While China has aggressively appropriated islands in the Pacific Ocean, festival spending in Australia continues, comments NOEL G DESOUZA
While Xmas is approaching, there are two dissimilar trends gathering pace in East Asia. One is the anticipation of big pre-Xmas sales in large stores. The other is the perplexing flexing of muscles by China in two theatres of operation. China has declared a large chunk of the Pacific Ocean close to Japan, Taiwan and the island of Guam as a restricted maritime zone in which ‘intruding’ ships and aircraft will have to report their presence to China. The other is a set of islands in the southern seas.
In both cases, the marine theatres with the islands in question are mostly rocks that just jut out over the sea during high tides. But whether these islands can be inhabited is not the point; they could be just dots in the sea, but the resources around them is what matters. Troubles in the past used to be over fishing rights, but the prize now is much higher. It is the much more valuable petroleum and gas deposits. It is believed that billions of tons of such fossil fuels lie embedded in exploitable geologic structures.
China’s restricted identification space in the northern Pacific brings the country into direct confrontation with Japan and the USA, who have chosen to ignore the Chinese diktat by flying large planes over the so-called ‘exclusion zone’. This style of engagement possibly reminds the Chinese of the gunboat diplomacy of the nineteenth century when China lost Hong Kong and Macau to the British and the Portuguese respectively. At that time around the mid-19th century, Japan was forced, by use of an American naval fleet, to open to the USA. During that time Japan and China had to face flotillas from Western nations, and were on the losing side. This time there are gunboats with all the nations involved. Both China and Japan have modern naval ships. One by-product of the decision made by the United States is an agreement between Japan and South Korea to be on the same side. In a sense it is an evenly matched situation, but one which could go out of hand if not delicately handled.

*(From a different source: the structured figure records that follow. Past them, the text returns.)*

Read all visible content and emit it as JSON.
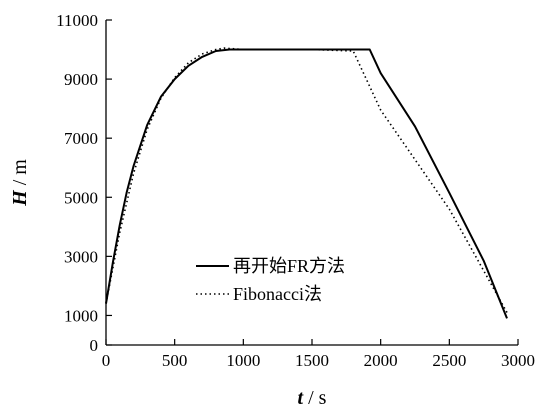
{
  "chart_data": {
    "type": "line",
    "xlabel": {
      "var": "t",
      "sep": " / ",
      "unit": "s"
    },
    "ylabel": {
      "var": "H",
      "sep": " / ",
      "unit": "m"
    },
    "xlim": [
      0,
      3000
    ],
    "ylim": [
      0,
      11000
    ],
    "xticks": [
      0,
      500,
      1000,
      1500,
      2000,
      2500,
      3000
    ],
    "yticks": [
      0,
      1000,
      3000,
      5000,
      7000,
      9000,
      11000
    ],
    "grid": false,
    "legend_position": "center-left",
    "series": [
      {
        "name": "再开始FR方法",
        "style": "solid",
        "color": "#000000",
        "x": [
          0,
          50,
          100,
          150,
          200,
          300,
          400,
          500,
          600,
          700,
          800,
          900,
          1000,
          1500,
          1920,
          2000,
          2250,
          2500,
          2750,
          2920
        ],
        "y": [
          1400,
          2800,
          4050,
          5150,
          6050,
          7450,
          8400,
          9000,
          9450,
          9750,
          9950,
          10000,
          10000,
          10000,
          10000,
          9200,
          7400,
          5150,
          2850,
          900
        ]
      },
      {
        "name": "Fibonacci法",
        "style": "dotted",
        "color": "#000000",
        "x": [
          0,
          100,
          200,
          300,
          400,
          500,
          600,
          700,
          800,
          860,
          1000,
          1500,
          1800,
          2000,
          2500,
          2920
        ],
        "y": [
          1400,
          3800,
          5800,
          7300,
          8350,
          9050,
          9550,
          9850,
          10000,
          10050,
          10000,
          10000,
          9950,
          7950,
          4600,
          1100
        ]
      }
    ]
  }
}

For example, in the northern exclusion zone, Japan has traditionally been the guardian of the Ryukyu island chain which lies between Japan and Taiwan.
The other exclusion zone lies in Southeast Asia where numerous islands are claimed by China and by several Southeast Asian nations. Part of the blame might have to be lain at the feet of Western geographers. The southern zone lies in what European cartographers of the eighteenth and nineteenth centuries denominated as the ‘South China Sea’.

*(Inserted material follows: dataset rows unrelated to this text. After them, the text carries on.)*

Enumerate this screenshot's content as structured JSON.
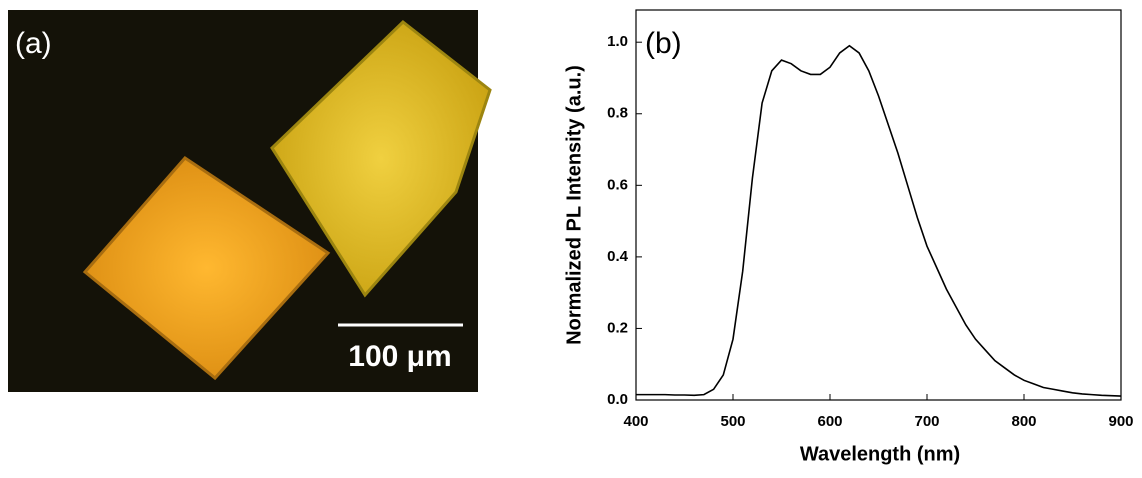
{
  "photo_panel": {
    "label": "(a)",
    "scale_bar_label": "100 μm"
  },
  "chart_data": {
    "type": "line",
    "panel_label": "(b)",
    "x_label": "Wavelength (nm)",
    "y_label": "Normalized PL Intensity (a.u.)",
    "xlim": [
      400,
      900
    ],
    "ylim": [
      0,
      1.09
    ],
    "xticks": [
      400,
      500,
      600,
      700,
      800,
      900
    ],
    "yticks": [
      {
        "value": 0,
        "label": "0.0"
      },
      0.2,
      0.4,
      0.6,
      0.8,
      {
        "value": 1,
        "label": "1.0"
      }
    ],
    "color": "#000000",
    "x": [
      400,
      410,
      420,
      430,
      440,
      450,
      460,
      470,
      480,
      490,
      500,
      510,
      520,
      530,
      540,
      550,
      560,
      570,
      580,
      590,
      600,
      610,
      620,
      630,
      640,
      650,
      660,
      670,
      680,
      690,
      700,
      710,
      720,
      730,
      740,
      750,
      760,
      770,
      780,
      790,
      800,
      810,
      820,
      830,
      840,
      850,
      860,
      870,
      880,
      890,
      900
    ],
    "values": [
      0.015,
      0.015,
      0.015,
      0.015,
      0.014,
      0.014,
      0.013,
      0.015,
      0.03,
      0.07,
      0.17,
      0.36,
      0.62,
      0.83,
      0.92,
      0.95,
      0.94,
      0.92,
      0.91,
      0.91,
      0.93,
      0.97,
      0.99,
      0.97,
      0.92,
      0.85,
      0.77,
      0.69,
      0.6,
      0.51,
      0.43,
      0.37,
      0.31,
      0.26,
      0.21,
      0.17,
      0.14,
      0.11,
      0.09,
      0.07,
      0.055,
      0.045,
      0.035,
      0.03,
      0.025,
      0.02,
      0.017,
      0.015,
      0.013,
      0.012,
      0.011
    ]
  }
}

The argument that whichever islands lie in the South China Sea are Chinese, has as much validity as saying that whichever lands lie in the Indian Ocean belong to India. China has recently warned the Philippines against asserting its rights in this maritime area. The most important group of islands in this area is called the Spratlys.
Under such war-like circumstances which have been well publicised, one would expect that there would be an atmosphere of saving and living frugally. But the reverse has been the case. China has amongst the largest holdings of foreign money. It has a well-controlled manufacturing sector. It is in China’s interest to keep that machine moving, as well as to protect its sources of raw materials and its markets.

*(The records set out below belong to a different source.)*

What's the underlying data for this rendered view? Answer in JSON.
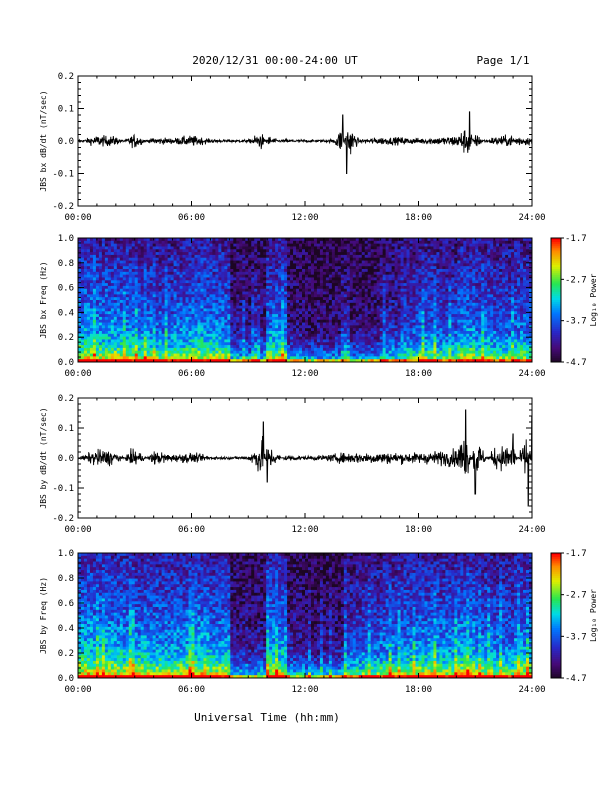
{
  "header": {
    "date_text": "2020/12/31  00:00-24:00 UT",
    "page_text": "Page 1/1"
  },
  "footer": {
    "xlabel": "Universal Time (hh:mm)"
  },
  "colors": {
    "trace": "#000000",
    "spectrogram_low": "#2a0a3a",
    "spectrogram_high": "#ff0000"
  },
  "chart_data": [
    {
      "type": "line",
      "ylabel": "JBS bx dB/dt (nT/sec)",
      "xlim": [
        0,
        24
      ],
      "ylim": [
        -0.2,
        0.2
      ],
      "x_ticks": [
        "00:00",
        "06:00",
        "12:00",
        "18:00",
        "24:00"
      ],
      "y_ticks": [
        "0.2",
        "0.1",
        "0.0",
        "-0.1",
        "-0.2"
      ],
      "series": [
        {
          "x": [
            0,
            1,
            2,
            3,
            4,
            5,
            6,
            7,
            8,
            9,
            9.7,
            10,
            11,
            12,
            13,
            13.5,
            14,
            14.2,
            15,
            16,
            17,
            18,
            19,
            20,
            20.7,
            21,
            22,
            23,
            24
          ],
          "y": [
            0.0,
            0.03,
            0.025,
            -0.04,
            0.02,
            0.015,
            0.03,
            0.01,
            0.005,
            0.005,
            0.05,
            -0.03,
            0.01,
            0.005,
            0.005,
            0.01,
            0.08,
            -0.1,
            0.01,
            0.02,
            0.02,
            0.015,
            0.02,
            0.03,
            0.09,
            -0.04,
            0.025,
            0.03,
            0.02
          ]
        }
      ]
    },
    {
      "type": "heatmap",
      "ylabel": "JBS bx Freq (Hz)",
      "xlim": [
        0,
        24
      ],
      "ylim": [
        0.0,
        1.0
      ],
      "x_ticks": [
        "00:00",
        "06:00",
        "12:00",
        "18:00",
        "24:00"
      ],
      "y_ticks": [
        "1.0",
        "0.8",
        "0.6",
        "0.4",
        "0.2",
        "0.0"
      ],
      "colorbar": {
        "label": "Log₁₀ Power",
        "ticks": [
          "-1.7",
          "-2.7",
          "-3.7",
          "-4.7"
        ],
        "range": [
          -4.7,
          -1.7
        ]
      },
      "hour_activity": [
        0.62,
        0.6,
        0.58,
        0.55,
        0.5,
        0.55,
        0.6,
        0.56,
        0.22,
        0.2,
        0.55,
        0.18,
        0.14,
        0.14,
        0.15,
        0.18,
        0.3,
        0.42,
        0.48,
        0.44,
        0.58,
        0.5,
        0.46,
        0.5
      ]
    },
    {
      "type": "line",
      "ylabel": "JBS by dB/dt (nT/sec)",
      "xlim": [
        0,
        24
      ],
      "ylim": [
        -0.2,
        0.2
      ],
      "x_ticks": [
        "00:00",
        "06:00",
        "12:00",
        "18:00",
        "24:00"
      ],
      "y_ticks": [
        "0.2",
        "0.1",
        "0.0",
        "-0.1",
        "-0.2"
      ],
      "series": [
        {
          "x": [
            0,
            1,
            2,
            3,
            4,
            5,
            6,
            7,
            8,
            9,
            9.8,
            10,
            11,
            12,
            13,
            14,
            15,
            16,
            17,
            18,
            19,
            20,
            20.5,
            21,
            22,
            23,
            23.8,
            24
          ],
          "y": [
            0.0,
            0.05,
            0.04,
            -0.06,
            0.04,
            0.02,
            0.03,
            0.01,
            0.005,
            0.01,
            0.12,
            -0.08,
            0.02,
            0.01,
            0.015,
            0.03,
            0.03,
            0.035,
            0.03,
            0.03,
            0.04,
            0.05,
            0.16,
            -0.12,
            0.06,
            0.08,
            -0.16,
            0.14
          ]
        }
      ]
    },
    {
      "type": "heatmap",
      "ylabel": "JBS by Freq (Hz)",
      "xlim": [
        0,
        24
      ],
      "ylim": [
        0.0,
        1.0
      ],
      "x_ticks": [
        "00:00",
        "06:00",
        "12:00",
        "18:00",
        "24:00"
      ],
      "y_ticks": [
        "1.0",
        "0.8",
        "0.6",
        "0.4",
        "0.2",
        "0.0"
      ],
      "colorbar": {
        "label": "Log₁₀ Power",
        "ticks": [
          "-1.7",
          "-2.7",
          "-3.7",
          "-4.7"
        ],
        "range": [
          -4.7,
          -1.7
        ]
      },
      "hour_activity": [
        0.68,
        0.66,
        0.64,
        0.62,
        0.6,
        0.62,
        0.66,
        0.6,
        0.24,
        0.22,
        0.62,
        0.22,
        0.18,
        0.2,
        0.4,
        0.46,
        0.52,
        0.56,
        0.6,
        0.58,
        0.64,
        0.56,
        0.52,
        0.6
      ]
    }
  ]
}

Retail figures show that sales in big stores are doing quite well (a rise of 0.4per cent). The Chief Executive of the Australian National Retailers Association, Margy Osmond is pleased with the figure, specially as it was during a period leading up to an election.
Osmond also points out to the positive effect of the Reserve Bank of Australia rate cut in early August. She notes, “This is a result of the cash rate cut in early August, a more buoyant share market and consumers responding to the prospect of a new government with a clear mandate, coming into power.” We can also point out to the increase of house prices during that period.
There is optimism in the retail market. Children will have to be satisfied with acceptable presents and young people with fashionable, and perhaps expensive clothes. Religious places strive to offer attractive events, and so do offices and localities. All these events need good clothes. The singing of songs and particularly hymns lends a feeling of being soothed.
As these events were proceeding, the world was awed by the passing away of the greater-than-life figure of Nelson Mandela. World leaders paused to express their admiration and grief for a man who had made the unthinkable a reality; he joined forces with a government that had been originally wedded to the concept of apartheid, to form a government of unity where all races were equal. He had shown the value of reconciliation.
Now is the hour when reconciliation is what the waters of East Asia need.